8 May 2013

WSPR - how long to get a decode?

A question for my esteemed readers please.

Using WSPR (WSPR2 that is) the transmission burst is nearly 2 minutes long, but I believe strong signals can be decoded when only a part of the burst is received. My question is, how short a burst can be decoded?  Presumably it depends on how strong the signal is.

LB9YE was coming through quite well this morning but there was no decode of a very strong (I assume MS) burst at 1048 which lasted about 30 seconds. Of course with MS there may also be some Doppler shift which can mess things up a bit.

If you know about WSPR and can help with the answer, I'd appreciate it. I am particularly curious to know how WSPR might do with short MS bursts which can be strong but only last a few seconds. It also begs another question: there is now a longer version of WSPR (WSPR15) with better decode S/N levels. I wonder if a shorter version of WSPR has been considered? Then again I think there may be better modes for MS.

5 comments:

g4fre said...

wspr takes 110.6 seconds to transmit fully (see http://physics.princeton.edu/pulsar/K1JT/WSPR_2.0_User.pdf) so it will not deal with short bursts. FSK441 is the mode used for meteor bursts with great success. Conversely FSK441 does an awful job decoding long lasting signals.

Roger G3XBM said...

Thanks G4FRE (sorry don't know your name).

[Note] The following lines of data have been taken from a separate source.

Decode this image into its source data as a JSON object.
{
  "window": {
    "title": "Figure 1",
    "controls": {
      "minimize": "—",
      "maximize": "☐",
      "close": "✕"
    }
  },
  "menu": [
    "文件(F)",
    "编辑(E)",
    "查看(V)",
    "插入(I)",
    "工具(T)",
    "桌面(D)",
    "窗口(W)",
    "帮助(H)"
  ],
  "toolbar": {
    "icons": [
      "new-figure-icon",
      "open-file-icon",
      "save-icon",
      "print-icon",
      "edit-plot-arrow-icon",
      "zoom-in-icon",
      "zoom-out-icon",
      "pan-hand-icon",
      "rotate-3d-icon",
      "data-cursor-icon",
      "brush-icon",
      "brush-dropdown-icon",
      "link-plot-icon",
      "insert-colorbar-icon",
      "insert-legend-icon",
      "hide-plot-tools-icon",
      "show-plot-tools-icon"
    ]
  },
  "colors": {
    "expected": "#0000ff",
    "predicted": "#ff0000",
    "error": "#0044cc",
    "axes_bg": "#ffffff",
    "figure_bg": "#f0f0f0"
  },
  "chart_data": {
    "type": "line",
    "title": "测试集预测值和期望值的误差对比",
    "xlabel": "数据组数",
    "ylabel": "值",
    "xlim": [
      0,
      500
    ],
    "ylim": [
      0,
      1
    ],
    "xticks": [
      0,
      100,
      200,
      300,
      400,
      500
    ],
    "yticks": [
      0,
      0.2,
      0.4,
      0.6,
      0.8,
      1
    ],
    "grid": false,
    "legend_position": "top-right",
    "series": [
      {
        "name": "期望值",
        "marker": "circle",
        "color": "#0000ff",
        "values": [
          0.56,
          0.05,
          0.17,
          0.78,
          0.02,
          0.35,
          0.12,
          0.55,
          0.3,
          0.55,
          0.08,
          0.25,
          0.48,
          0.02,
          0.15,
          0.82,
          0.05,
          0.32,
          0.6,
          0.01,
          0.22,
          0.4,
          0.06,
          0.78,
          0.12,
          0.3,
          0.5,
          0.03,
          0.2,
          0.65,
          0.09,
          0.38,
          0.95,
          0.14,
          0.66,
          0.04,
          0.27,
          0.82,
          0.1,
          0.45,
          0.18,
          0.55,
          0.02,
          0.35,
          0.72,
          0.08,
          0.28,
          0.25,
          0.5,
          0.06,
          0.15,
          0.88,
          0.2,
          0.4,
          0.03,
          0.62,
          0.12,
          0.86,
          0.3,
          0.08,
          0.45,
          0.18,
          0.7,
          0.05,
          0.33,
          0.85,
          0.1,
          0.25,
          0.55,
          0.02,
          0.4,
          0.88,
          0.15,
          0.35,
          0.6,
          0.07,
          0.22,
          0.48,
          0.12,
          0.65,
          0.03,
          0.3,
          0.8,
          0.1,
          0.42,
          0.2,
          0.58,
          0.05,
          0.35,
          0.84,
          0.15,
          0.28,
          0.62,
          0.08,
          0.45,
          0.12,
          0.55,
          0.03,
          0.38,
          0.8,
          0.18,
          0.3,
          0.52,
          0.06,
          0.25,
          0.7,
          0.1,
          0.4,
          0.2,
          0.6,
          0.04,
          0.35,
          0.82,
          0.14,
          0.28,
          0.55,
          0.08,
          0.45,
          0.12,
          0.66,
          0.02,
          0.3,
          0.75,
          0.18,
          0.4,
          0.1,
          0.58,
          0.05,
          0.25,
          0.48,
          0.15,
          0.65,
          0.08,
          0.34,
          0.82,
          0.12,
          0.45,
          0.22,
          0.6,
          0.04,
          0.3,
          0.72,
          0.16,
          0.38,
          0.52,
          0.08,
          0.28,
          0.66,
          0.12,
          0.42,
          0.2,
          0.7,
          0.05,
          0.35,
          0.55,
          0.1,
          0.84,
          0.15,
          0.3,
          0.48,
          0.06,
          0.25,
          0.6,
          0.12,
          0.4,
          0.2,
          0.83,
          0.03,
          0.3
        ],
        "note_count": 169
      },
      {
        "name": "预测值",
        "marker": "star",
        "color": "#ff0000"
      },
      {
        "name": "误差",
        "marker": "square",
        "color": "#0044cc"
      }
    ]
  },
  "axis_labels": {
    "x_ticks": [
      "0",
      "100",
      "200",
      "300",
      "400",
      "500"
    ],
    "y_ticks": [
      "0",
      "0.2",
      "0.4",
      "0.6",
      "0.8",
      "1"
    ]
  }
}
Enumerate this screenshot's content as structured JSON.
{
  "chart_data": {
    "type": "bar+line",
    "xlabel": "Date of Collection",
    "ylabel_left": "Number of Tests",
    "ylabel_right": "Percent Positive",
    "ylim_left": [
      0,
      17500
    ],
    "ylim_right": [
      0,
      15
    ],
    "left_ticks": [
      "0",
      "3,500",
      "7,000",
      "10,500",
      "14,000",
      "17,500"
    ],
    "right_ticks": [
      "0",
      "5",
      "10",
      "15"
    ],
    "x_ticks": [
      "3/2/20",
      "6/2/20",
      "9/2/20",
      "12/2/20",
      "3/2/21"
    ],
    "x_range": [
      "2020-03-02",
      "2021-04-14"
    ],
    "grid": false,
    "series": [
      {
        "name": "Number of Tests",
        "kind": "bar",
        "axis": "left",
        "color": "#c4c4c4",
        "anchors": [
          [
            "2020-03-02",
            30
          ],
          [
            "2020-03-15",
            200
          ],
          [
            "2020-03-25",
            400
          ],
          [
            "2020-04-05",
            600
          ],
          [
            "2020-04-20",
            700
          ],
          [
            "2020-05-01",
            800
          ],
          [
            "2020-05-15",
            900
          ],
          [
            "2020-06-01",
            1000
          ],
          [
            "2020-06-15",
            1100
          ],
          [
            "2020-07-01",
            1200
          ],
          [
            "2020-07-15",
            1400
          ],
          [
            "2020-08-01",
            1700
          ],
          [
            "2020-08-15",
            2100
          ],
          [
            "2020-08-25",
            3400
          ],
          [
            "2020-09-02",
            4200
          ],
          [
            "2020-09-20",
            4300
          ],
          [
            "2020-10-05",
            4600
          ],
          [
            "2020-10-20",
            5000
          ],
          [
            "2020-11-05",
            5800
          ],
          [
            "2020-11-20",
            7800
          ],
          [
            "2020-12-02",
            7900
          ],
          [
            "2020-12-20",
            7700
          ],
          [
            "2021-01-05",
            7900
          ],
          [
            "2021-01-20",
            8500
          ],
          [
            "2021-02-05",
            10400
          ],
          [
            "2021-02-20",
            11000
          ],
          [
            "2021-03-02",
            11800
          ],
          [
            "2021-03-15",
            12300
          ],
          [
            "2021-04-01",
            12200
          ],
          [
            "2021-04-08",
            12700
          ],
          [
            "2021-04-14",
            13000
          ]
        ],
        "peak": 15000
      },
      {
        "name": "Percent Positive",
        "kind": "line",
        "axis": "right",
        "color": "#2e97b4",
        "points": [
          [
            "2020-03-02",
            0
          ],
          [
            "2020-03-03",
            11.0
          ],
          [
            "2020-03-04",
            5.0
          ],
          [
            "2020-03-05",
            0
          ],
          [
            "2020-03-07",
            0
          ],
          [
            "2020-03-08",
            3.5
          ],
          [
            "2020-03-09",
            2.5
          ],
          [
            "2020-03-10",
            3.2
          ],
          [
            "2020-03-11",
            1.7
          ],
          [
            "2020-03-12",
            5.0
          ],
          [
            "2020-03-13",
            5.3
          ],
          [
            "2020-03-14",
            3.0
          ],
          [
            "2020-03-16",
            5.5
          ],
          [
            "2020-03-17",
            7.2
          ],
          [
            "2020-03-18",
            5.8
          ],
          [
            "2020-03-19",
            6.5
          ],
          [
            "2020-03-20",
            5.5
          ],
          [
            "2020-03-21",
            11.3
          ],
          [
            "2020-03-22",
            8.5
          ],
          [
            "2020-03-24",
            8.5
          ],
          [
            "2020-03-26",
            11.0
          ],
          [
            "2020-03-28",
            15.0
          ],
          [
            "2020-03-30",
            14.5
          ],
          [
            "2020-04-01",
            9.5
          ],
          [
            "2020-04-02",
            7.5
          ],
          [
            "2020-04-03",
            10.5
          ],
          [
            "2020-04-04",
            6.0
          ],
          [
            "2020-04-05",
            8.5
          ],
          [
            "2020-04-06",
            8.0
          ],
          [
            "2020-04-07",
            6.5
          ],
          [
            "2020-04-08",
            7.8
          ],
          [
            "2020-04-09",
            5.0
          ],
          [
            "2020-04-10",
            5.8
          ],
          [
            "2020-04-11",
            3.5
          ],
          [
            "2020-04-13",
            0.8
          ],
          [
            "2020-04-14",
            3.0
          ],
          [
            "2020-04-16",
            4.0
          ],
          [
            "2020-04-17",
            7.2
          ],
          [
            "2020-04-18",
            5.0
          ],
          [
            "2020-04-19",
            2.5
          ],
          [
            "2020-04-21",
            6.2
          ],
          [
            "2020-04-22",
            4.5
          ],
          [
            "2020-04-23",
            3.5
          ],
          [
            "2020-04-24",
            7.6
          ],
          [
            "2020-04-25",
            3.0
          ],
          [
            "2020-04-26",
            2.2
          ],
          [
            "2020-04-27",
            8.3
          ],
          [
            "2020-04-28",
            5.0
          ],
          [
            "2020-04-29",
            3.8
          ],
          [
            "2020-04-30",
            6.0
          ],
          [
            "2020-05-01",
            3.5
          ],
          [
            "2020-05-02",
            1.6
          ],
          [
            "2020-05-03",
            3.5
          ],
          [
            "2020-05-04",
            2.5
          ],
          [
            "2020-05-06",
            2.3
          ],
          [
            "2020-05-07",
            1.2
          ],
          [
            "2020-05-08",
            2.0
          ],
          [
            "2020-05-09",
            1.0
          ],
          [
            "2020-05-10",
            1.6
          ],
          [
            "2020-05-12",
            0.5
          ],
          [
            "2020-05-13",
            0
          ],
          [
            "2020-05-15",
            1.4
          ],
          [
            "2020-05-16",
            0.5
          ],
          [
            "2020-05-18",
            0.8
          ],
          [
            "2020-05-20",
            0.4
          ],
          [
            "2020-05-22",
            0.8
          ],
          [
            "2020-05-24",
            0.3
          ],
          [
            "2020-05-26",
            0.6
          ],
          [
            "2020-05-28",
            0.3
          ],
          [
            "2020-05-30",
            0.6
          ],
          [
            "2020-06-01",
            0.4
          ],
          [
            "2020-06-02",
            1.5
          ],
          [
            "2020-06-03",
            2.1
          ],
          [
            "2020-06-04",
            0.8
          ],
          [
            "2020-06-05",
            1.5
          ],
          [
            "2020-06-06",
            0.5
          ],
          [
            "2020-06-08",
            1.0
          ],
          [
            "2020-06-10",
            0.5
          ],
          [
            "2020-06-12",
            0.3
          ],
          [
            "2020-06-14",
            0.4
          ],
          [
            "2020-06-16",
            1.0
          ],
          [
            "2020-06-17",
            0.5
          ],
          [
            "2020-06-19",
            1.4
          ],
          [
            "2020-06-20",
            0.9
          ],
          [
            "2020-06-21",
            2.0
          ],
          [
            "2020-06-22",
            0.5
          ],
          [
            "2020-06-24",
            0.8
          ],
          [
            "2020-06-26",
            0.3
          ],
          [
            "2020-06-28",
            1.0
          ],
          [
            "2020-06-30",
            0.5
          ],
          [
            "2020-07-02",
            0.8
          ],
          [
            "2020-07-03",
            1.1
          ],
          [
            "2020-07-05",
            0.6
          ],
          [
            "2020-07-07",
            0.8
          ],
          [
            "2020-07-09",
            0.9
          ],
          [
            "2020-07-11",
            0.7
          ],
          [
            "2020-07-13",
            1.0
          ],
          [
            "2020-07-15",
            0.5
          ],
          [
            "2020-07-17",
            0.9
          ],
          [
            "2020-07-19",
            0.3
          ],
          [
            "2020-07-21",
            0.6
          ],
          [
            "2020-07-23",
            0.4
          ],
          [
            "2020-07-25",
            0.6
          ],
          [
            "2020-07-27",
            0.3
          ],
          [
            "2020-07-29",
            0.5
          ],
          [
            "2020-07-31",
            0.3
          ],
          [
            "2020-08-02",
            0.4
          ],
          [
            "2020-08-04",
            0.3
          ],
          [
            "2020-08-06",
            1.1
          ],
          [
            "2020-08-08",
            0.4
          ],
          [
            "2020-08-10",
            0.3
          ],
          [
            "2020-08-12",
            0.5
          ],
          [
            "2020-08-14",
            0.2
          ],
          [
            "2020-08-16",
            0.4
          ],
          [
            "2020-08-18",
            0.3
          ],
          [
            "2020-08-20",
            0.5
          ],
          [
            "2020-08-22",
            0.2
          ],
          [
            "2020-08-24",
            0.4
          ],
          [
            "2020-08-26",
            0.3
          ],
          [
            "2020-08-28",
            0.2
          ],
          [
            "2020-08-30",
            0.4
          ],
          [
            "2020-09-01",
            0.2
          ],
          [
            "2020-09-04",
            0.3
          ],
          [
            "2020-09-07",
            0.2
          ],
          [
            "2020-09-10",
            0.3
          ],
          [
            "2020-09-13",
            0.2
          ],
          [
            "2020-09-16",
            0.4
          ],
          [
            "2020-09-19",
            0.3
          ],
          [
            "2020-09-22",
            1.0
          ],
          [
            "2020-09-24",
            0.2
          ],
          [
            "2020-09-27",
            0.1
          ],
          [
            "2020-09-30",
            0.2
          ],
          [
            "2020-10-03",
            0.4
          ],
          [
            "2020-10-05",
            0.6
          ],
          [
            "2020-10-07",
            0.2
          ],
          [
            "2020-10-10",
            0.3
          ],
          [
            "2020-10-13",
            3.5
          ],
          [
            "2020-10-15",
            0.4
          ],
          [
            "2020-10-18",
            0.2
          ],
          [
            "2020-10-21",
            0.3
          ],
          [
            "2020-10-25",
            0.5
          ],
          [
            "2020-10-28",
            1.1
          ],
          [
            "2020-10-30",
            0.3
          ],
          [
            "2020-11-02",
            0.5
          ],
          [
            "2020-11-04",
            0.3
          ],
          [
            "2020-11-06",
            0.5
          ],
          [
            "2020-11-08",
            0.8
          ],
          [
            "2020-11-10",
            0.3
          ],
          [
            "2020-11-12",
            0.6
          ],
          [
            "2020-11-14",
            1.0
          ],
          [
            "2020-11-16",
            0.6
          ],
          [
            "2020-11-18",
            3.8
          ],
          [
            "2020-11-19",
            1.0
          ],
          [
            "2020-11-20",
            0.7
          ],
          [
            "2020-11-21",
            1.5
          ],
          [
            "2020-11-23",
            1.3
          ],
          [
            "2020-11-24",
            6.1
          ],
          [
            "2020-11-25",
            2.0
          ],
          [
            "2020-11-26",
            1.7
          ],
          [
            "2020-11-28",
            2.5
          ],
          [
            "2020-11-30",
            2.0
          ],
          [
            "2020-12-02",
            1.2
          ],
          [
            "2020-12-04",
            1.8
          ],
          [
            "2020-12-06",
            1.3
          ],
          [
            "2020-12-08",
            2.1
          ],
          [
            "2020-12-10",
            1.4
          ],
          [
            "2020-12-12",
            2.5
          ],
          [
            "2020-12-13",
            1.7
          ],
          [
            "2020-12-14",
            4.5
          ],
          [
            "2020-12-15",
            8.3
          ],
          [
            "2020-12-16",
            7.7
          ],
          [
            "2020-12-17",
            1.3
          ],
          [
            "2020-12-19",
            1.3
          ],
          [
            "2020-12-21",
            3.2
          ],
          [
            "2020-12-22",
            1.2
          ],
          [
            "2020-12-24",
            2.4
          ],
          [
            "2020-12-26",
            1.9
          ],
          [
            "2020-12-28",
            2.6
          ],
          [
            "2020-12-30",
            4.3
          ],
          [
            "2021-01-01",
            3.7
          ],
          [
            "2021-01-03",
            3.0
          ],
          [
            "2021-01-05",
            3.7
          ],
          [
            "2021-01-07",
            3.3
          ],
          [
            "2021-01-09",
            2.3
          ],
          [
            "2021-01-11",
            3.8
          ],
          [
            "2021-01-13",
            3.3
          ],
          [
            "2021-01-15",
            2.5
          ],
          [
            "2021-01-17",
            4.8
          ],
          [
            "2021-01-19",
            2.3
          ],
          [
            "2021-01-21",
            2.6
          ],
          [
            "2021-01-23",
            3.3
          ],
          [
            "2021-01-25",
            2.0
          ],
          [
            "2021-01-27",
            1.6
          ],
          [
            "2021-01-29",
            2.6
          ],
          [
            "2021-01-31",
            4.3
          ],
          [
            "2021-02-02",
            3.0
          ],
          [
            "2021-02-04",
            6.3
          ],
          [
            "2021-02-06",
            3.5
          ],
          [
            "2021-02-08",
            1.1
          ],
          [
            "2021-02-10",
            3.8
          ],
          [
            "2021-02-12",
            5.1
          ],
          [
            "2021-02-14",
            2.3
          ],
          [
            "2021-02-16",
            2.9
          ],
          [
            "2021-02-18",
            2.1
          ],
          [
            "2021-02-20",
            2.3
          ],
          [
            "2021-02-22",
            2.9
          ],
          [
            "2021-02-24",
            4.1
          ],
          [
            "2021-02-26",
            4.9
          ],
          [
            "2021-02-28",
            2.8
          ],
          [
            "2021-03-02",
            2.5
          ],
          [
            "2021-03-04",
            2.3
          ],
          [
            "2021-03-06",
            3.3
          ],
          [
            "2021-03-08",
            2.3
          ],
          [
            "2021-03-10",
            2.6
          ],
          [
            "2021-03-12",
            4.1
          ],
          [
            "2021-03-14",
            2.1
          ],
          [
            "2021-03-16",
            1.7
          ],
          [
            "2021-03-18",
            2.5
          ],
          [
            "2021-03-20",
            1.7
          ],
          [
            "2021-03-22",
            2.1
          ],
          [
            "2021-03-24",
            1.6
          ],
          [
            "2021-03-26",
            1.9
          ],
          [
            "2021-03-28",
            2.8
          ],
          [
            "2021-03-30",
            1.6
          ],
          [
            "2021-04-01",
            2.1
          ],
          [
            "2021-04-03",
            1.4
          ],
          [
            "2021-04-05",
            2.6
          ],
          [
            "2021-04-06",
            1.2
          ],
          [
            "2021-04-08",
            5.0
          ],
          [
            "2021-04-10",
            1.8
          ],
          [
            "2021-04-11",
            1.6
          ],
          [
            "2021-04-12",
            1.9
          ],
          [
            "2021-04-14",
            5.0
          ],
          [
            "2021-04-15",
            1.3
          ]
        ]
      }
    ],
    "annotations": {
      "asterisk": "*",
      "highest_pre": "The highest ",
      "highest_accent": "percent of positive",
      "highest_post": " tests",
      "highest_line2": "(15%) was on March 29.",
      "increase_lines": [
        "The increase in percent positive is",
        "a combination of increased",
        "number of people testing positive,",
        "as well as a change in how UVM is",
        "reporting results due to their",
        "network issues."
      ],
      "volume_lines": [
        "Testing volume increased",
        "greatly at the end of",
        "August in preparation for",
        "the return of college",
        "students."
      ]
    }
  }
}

So, are you saying that it will not decode AT ALL with a shorter period of reception? I thought there was some coding redundancy such that bits could be lost, to some degree, without problems as long as the signal quality was high.

Graham said...

Indeed, WSPR does require too long to decode to be of much use with MS.

As G4FRE mentioned FSK441 is one of Joe Taylor's creation specifically for MS as is JT6M (specifically for 6M)

Last summer for a while I monitored 6M WSPR here in North America. Very little activity but there was some success. In this respect, WSPR is much better suited to ES rather than MS.

I have a QRSS grabber set up for 10m and have been running it continuously for quite some time. It is interesting to watch signals fade in around then fade out as the conditions permit. Interestingly, when 10 has been active and signals have faded, about an hour later the signals will fade in once for about 30 to 45 minutes.

On my grabber I will see from time to time what I refer to as 'squiggles' short horizontal S shaped signals of about 10 to 15 seconds duration. Indications are that there are being caused by MS but the exact source of the signal being so reflected is anyone's guess.

Apparently there is some MS activity on 10m but so far I have not made any concerted effort to locate and attempt to decode.

QRSS as you know is able to detect extremely weak signals through long term integration but decoding and reporting is entirely manual. the advantages of the likes of WSPR is their ability to record, report, and collate reception reports automagically.

WSPR on 10m ES OK, MS not likely.

The trouble I am finding is that there are too many modes, too many "watering holes" etc, etc, that it is sometime hard to know if you are just not hearing something or your equipment is at fault.

Lots of fun either way; the journey is what is important, not the destination.

cheers, Graham ve3gtc

Sverre Holm said...

A WSPR message consists of 50 bits and is encoded into 162 bits with a convolutional code. I believe that that means that under good conditions 50/162 or about 31% of the message is enough for a decode.

At least this is the case for the RS-coding of JT65 where it is claimed that 10-15 sec of the 48 sec transmission is all that is needed under good conditions. This is not far from my experience also. I believe that can be estimated from 72 informaton bits that are coded into 63 6-bit symbols each, so 72/(63*6) = 19% is the message. 19% of the transmission length of 48 sec is about 9.2 sec.

Sverre Holm said...

I've looked at this again. It is only the Reed-Solomon coding of the JT65 that can manage with a partial code as in the example above.

This doesn't apply, it seems, to convolutional coding, i.e. WSPR and JT9.